A majority of consumers fear that governments abuse their powers to access citizens' data and feel that government-backed encryption backdoors would not make citizens appreciably safer from terrorists.
Many governments want to impose legislation or regulations requiring encryption backdoors so that they can more easily bring terrorists to justice. But these entities might not be capable of protecting these backdoors even if they were to get their way. After all, the CIA and others have failed to protect software vulnerabilities they've been secretly hoarding against actors like the Shadow Brokers. These exploits ultimately ended up in the hands of WikiLeaks, an organization which bears at least part of the blame for the WannaCry global outbreak in May 2017. Attackers leveraged a leaked Windows exploit developed by the CIA to distribute WannaCry malware to upwards of a million machines.
So how are we to assume governments could do a better job of preventing encryption backdoors from falling into the wrong hands? And how can we know that rogue government actors wouldn't use these backdoors for their own personal gain?

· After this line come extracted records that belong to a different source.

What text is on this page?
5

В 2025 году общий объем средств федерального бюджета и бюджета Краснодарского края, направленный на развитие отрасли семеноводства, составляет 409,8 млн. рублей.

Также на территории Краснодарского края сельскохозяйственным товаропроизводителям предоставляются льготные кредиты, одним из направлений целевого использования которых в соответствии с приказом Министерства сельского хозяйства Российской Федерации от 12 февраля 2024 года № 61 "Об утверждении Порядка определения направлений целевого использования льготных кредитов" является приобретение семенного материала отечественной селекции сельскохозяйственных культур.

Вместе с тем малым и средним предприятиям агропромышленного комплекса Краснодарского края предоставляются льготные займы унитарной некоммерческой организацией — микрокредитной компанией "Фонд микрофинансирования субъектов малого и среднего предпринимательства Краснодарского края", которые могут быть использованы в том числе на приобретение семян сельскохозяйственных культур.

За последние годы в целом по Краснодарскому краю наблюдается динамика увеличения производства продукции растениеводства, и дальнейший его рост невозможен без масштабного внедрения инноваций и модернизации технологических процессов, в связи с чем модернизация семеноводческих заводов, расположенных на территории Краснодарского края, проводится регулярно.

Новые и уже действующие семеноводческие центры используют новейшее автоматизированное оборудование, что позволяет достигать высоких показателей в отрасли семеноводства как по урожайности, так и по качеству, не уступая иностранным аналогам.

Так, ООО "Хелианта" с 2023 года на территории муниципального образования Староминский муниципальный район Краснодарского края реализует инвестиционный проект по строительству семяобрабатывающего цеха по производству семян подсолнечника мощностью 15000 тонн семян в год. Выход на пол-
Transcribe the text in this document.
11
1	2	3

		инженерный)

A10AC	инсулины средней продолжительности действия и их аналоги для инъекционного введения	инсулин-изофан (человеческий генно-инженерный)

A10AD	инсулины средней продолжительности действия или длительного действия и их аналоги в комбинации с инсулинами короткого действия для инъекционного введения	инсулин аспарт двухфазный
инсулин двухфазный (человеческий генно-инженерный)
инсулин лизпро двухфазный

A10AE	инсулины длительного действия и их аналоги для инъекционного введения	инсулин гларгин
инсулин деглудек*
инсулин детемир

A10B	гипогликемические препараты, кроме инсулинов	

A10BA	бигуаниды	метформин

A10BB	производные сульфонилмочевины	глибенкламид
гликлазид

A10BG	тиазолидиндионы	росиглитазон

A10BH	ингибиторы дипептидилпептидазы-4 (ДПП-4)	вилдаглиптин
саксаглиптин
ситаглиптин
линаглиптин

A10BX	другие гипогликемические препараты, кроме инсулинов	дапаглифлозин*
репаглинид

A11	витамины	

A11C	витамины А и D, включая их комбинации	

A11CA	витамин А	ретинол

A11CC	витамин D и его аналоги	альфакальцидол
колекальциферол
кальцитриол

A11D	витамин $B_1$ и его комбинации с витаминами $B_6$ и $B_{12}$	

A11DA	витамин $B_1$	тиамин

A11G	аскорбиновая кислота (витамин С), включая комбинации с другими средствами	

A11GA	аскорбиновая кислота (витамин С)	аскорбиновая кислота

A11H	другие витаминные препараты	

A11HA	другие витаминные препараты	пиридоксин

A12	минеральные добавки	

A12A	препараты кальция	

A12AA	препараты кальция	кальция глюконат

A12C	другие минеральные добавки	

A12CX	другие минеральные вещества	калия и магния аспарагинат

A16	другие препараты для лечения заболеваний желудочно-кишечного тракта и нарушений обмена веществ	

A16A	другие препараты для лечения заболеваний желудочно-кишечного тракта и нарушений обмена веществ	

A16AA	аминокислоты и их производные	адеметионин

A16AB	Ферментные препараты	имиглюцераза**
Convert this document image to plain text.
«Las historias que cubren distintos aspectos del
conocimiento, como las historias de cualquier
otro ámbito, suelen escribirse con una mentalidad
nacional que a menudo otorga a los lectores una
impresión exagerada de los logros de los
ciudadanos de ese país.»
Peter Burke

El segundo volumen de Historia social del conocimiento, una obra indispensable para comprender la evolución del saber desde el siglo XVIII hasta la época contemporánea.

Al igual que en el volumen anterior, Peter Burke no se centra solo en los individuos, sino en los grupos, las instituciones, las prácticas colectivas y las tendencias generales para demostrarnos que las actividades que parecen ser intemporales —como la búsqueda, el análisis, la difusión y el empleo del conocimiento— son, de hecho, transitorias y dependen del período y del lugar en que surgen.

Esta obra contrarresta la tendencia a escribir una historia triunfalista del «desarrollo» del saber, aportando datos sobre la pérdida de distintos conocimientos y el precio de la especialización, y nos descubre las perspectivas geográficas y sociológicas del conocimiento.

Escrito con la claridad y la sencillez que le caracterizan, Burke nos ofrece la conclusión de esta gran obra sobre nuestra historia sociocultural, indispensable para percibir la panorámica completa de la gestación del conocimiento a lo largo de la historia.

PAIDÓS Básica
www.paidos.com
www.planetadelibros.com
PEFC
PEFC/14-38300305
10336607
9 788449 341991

Security journalist Kim Crawley's answer is simple: we can't. This reality makes the notion of backdoors all the more concerning for her. She revealed as much in an email:
"If governments make it legally mandatory for all encryption systems to have backdoors, the results will be terrifying. What's to stop a government worker from getting all of the credit card data that runs through Amazon's implementations of HTTPS, for example?"
Crawley isn't alone in her worry over government's management of encryption backdoors, either.
In July 2017, Venafi announced the results of a study on consumer attitudes regarding government backdoors into encrypted data. The firm surveyed three thousand consumers in total, with one thousand each based in the United States, the United Kingdom, and Germany. Of those who participated, nearly two thirds (65 percent) said they suspect their government abuses its power to access citizens' data. The same percentage of respondents also opined that their government shouldn't be able to force citizens to hand over their data without their consent.
If given the chance, governments would likely dispute these consumer viewpoints. Perhaps they feel they understand the challenges at hand and know how to best protect citizens' data. As a result, they might feel justified in their ability to access encrypted information whenever they want for the sake of fighting terrorism.
Information security writer Bev Robb disagrees. She thinks governments don't have any idea what they're doing:
"Governments that are proposing these ridiculous encryption backdoors must be on some type of magical 'Clipper chip' carpet ride. I doubt that there are any 'unintended' consequences involved. This flawed backdoor (terrorist scare-mongering) concept is more in tune with a serious lack of critical thinking skills, blanket data greed, technical ignorance, or a combination thereof. Governments that implement backdoors will soon realize they can’t change the laws of mathematics. If they can get in, the bad guys can get in, too."
Some of those who participated in Venafi's study echoed Robb's sentiments. More than half (59 percent) of respondents said they don't feel granting government access to encrypted personal data would make them safer from terrorists. In fact, 38 percent of consumers think encryption backdoors could potentially benefit criminals and terrorists, while only 37 percent of participants feel confident in their government's ability to combat cybercrime.
In this debate, there are those who maintain encryption backdoors could help stop cybercrime, and there are those who feel such measures could provide attackers with another attack vector. While these two sides continue to weigh the impacts of encryption backdoors, one course of action remains especially relevant: organizations need to do everything they can to prevent computer criminals from abusing their keys and certificates to prey upon unsuspecting users. That process begins by discovering all keys and certificates in their encryption environments.